Amascut left the Dreamer, who she know knew was Mah, and the world both of them were abandoned on, which she now knew was Freneskae. The way back home was closed, for she no longer had the help of her brother, the cowardly, traitorous cur. Neither did she have the power of the dark divine warriors, who she now knew as the Mahjarrat, as her brother did when he fled with them. Her power was as nothing compared as the Dark Imperator, the Empty Lord, the king of monsters, when he escaped Mah and made his way across the Universe. Mah had stolen so much from Amascut, so much of her life, so much of her time, so much of her fate, so much of her love, so much of her hatred and played with it, tasted it, crushed it, molded it, shaped it. But the Eye Understood and the Mouth Consumed and the Ear Proclaimed until the Dreamer, drained of life and understanding and willingness to fight the cold poison that ate at her heart since time before Time, dreamed again. Amascut had in turn, stolen little from Mah, but it was enough to make her own way across the Universe.

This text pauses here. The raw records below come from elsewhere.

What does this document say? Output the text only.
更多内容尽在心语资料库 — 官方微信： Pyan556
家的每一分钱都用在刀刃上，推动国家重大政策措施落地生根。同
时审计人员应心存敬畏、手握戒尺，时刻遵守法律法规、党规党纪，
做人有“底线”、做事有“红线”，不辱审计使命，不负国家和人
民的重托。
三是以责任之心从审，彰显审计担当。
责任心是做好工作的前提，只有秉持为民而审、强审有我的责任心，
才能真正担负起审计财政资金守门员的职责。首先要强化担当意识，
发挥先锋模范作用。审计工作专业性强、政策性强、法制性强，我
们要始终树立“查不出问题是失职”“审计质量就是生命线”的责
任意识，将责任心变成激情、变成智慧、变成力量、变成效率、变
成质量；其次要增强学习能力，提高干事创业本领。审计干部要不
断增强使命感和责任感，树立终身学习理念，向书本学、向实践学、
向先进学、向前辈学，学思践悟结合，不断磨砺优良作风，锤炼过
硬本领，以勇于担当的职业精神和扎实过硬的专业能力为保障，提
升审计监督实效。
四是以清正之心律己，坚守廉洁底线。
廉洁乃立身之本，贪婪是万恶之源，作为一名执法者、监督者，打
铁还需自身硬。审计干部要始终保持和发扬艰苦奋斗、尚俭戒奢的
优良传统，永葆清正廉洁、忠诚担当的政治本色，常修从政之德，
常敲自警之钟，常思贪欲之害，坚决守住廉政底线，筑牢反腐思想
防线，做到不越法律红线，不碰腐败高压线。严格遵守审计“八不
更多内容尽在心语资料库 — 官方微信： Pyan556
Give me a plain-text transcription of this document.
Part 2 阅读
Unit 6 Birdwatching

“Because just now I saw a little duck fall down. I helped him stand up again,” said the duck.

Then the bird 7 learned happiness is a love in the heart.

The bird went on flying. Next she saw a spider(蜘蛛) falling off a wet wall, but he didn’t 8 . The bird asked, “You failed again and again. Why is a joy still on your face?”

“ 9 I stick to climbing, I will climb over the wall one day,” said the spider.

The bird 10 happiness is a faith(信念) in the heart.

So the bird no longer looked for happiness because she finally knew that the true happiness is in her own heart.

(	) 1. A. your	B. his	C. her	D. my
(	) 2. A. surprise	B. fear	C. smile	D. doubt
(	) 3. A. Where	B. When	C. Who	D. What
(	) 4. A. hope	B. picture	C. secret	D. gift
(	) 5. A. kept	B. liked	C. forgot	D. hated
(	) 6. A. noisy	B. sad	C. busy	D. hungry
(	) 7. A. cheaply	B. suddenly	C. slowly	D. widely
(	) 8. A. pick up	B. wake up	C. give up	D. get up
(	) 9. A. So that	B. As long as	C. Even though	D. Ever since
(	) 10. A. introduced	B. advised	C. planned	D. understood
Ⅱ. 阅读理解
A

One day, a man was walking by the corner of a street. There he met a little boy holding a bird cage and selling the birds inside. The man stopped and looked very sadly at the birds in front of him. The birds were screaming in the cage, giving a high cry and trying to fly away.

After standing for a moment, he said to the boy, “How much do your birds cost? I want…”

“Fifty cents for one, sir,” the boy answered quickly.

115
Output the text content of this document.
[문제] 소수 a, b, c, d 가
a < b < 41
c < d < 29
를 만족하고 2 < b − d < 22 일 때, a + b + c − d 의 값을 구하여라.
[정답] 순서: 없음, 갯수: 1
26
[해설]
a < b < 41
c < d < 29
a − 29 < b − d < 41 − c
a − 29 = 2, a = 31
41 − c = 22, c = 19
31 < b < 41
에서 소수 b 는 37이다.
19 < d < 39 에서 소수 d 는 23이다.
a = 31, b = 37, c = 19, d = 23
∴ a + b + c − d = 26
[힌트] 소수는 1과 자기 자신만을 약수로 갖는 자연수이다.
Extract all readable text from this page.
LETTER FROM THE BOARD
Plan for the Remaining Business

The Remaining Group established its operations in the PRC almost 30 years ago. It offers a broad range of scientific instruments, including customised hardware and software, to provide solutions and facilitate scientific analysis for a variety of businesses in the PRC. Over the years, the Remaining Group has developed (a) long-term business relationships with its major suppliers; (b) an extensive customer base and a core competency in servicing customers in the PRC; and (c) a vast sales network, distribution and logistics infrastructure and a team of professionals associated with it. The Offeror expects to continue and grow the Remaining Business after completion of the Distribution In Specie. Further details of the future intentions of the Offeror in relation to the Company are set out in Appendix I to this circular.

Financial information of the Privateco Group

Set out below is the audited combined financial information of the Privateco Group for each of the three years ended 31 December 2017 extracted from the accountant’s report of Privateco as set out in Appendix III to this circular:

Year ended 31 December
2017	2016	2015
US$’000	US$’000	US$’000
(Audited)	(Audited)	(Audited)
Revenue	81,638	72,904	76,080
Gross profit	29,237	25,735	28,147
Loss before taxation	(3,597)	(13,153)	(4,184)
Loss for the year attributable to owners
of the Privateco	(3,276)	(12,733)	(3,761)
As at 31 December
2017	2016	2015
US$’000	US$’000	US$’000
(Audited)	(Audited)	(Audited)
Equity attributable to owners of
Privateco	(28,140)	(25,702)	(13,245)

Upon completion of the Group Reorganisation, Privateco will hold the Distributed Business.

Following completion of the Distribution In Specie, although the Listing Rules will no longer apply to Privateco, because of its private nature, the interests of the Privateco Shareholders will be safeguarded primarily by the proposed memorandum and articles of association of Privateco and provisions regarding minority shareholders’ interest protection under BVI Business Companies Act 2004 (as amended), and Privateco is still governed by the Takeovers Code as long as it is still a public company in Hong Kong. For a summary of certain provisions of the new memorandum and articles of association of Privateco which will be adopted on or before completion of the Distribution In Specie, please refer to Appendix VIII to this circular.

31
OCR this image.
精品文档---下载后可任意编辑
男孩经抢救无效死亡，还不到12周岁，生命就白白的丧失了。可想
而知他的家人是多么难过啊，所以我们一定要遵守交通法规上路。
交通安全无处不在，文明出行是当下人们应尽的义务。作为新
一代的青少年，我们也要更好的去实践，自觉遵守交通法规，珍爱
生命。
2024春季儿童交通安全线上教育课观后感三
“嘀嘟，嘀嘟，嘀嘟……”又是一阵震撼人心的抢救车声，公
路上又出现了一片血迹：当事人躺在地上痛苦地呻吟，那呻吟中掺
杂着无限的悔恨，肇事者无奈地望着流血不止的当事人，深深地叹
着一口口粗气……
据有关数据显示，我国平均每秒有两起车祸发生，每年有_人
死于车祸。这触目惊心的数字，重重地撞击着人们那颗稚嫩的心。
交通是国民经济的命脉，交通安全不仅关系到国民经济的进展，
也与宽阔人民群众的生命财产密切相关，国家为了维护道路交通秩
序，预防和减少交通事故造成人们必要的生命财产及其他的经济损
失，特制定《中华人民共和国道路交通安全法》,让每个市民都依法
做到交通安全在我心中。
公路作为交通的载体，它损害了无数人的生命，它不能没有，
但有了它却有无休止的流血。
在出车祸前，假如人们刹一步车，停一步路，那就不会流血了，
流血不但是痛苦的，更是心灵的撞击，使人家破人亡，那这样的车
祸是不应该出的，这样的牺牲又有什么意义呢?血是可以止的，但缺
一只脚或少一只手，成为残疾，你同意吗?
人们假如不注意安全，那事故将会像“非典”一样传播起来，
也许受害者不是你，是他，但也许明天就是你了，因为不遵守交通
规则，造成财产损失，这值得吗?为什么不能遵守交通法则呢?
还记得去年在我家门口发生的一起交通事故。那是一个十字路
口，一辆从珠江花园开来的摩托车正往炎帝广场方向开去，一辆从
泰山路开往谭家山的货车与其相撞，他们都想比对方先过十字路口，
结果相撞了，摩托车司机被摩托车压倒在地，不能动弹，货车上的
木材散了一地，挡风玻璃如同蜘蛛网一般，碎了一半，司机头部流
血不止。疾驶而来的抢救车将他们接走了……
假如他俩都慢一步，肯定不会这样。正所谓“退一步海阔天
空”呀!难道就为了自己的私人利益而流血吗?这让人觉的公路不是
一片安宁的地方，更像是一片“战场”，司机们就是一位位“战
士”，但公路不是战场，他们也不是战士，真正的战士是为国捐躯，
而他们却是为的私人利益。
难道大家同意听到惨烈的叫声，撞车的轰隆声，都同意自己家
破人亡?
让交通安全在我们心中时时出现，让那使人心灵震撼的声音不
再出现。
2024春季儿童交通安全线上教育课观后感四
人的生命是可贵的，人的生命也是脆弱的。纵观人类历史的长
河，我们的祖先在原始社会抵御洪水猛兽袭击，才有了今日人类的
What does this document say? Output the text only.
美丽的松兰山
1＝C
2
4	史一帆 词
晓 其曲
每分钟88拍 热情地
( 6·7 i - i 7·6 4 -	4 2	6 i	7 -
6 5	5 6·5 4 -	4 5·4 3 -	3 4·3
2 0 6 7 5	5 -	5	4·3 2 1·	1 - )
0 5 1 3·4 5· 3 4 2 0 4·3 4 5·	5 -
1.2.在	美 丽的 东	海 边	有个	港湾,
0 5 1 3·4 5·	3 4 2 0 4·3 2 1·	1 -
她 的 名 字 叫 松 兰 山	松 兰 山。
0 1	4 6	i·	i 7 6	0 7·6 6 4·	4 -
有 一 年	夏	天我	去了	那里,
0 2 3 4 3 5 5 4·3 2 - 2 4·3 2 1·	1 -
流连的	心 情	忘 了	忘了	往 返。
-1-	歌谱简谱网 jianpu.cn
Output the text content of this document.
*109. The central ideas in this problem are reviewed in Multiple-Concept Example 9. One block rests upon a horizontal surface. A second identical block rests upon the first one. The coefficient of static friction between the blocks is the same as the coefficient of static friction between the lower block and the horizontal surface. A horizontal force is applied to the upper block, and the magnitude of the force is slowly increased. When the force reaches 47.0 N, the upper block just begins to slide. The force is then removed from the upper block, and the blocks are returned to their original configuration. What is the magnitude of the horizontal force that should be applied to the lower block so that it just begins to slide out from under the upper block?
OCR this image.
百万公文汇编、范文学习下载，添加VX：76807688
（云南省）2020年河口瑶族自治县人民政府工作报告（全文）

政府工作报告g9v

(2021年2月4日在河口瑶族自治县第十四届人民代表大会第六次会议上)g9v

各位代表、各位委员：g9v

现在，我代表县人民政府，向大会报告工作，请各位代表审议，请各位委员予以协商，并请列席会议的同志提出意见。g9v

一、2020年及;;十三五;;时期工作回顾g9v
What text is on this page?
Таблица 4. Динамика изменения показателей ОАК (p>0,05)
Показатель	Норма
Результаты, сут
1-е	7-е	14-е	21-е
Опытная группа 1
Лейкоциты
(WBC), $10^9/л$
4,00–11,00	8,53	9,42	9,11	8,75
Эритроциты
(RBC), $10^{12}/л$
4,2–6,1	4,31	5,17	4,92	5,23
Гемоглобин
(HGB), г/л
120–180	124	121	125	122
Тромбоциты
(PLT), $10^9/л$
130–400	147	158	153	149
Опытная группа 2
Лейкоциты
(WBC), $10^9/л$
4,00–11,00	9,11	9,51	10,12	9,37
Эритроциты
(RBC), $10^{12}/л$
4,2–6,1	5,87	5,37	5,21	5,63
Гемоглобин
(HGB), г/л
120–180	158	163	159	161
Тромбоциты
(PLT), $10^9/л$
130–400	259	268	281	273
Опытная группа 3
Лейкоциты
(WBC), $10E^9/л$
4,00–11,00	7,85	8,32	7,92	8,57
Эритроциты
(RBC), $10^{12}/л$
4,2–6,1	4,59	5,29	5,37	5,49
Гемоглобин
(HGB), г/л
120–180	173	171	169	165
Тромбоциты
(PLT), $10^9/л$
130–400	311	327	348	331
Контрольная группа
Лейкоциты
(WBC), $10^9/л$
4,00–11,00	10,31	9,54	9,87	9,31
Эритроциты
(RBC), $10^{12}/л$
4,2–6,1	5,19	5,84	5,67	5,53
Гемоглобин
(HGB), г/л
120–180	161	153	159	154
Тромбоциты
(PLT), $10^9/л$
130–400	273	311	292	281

The Universe was wide. It was wider than she remembered, with many more worlds than she recalled. But with new eyes she judged the worlds and their peoples. She saw their potential and what could have been. She saw what should of been, and what was actually passing before her. She saw terror sown across the Universe, a fear of death and a hunger for life that should have never been. She saw marks of a devourer of worlds, and witnessed the incomprehensible mountains of rotting flesh and decaying spirits, and she heard words that consumed entire star systems and reduced civilization to ash. Many worlds reeked of the poison her sibling, who she now knew was Wen, had planted in her heart in the time before Time, and many of those worlds where also touched by the pretender Lord of Light. Many cried out for mercy to the Judge of Souls and mercy she did grant. She saved many from from the terror she saw and the words she heard and the evil she tasted. She saved many from the hells that their afterlives had become. For them, the only mercy was the oblivion found in Her stomach.

And so the Eye Understood and the Mouth Consumed and the Ear Proclaimed and the Judge showed mercy.

Time passed without any reliable count, but Amascut finally returned home to the Kharid. She saw signs on land that showed the military might of Zaros had pushed far south into the Kharid, but her eye looked far to the north and she saw that Zaros and his monstrous Empire were pushed back. She fell prostrate on the banks of the Elid and sobbed. Had she judged wrong? The Mahjarrat had done what Icthlarin had hoped, they had defended the Kharid and brought peace to its people. And though they hadn't eliminated the threat Zaros posed (for how could they? they were created in his shadow…) they had spared the Kharid from the calamitous intents of the Empty Lord and his Dark Empire.

All Kharid, except for the lands of the Mehkmet and the Auspah and the Bedabin.

From where her tears fell, water welled up from the ground. The trees bent their branches and leaves away from her and the clouds parted above her. Elidinis and Tumeken appeared by her and bade her to rise, and each embraced their long lost daughter. Amascut, still red-haired and handsome, the apple of her Father's eye, had changed as the Kharid had changed but it was Tumeken who perceived the greatest difference. Or, rather, didn't perceive. She was no longer His Eye, she was no longer His Ear, she was no longer His Mouth. Elidinis, noting the cold pain of estrangement overtaking Tumeken's heart and Amascut's growing confusion about Tumeken's distance and Icthlarin's absence urged Amascut to go to her brother. Relief and rage warred as Amascut cast her eye to the far north again, and she pried the battle lines. There she saw Kharidian warriors and a generation of her slayers and warrior priests and priestesses that she had never seen and a portion of the divine warriors they had encountered on Freneskae. But Icthlarin was not there. All the cur ever wanted was to please his father and defend his father's people, but how could he please a father so cold, so harsh? Where was the coward? Elidinis urged Amascut again to go to her brother and then looked to the river.

And the Eye Understood. As she turned her fiery gaze on Tumeken, she descended to the underworld, to the shores of the River Noumenon.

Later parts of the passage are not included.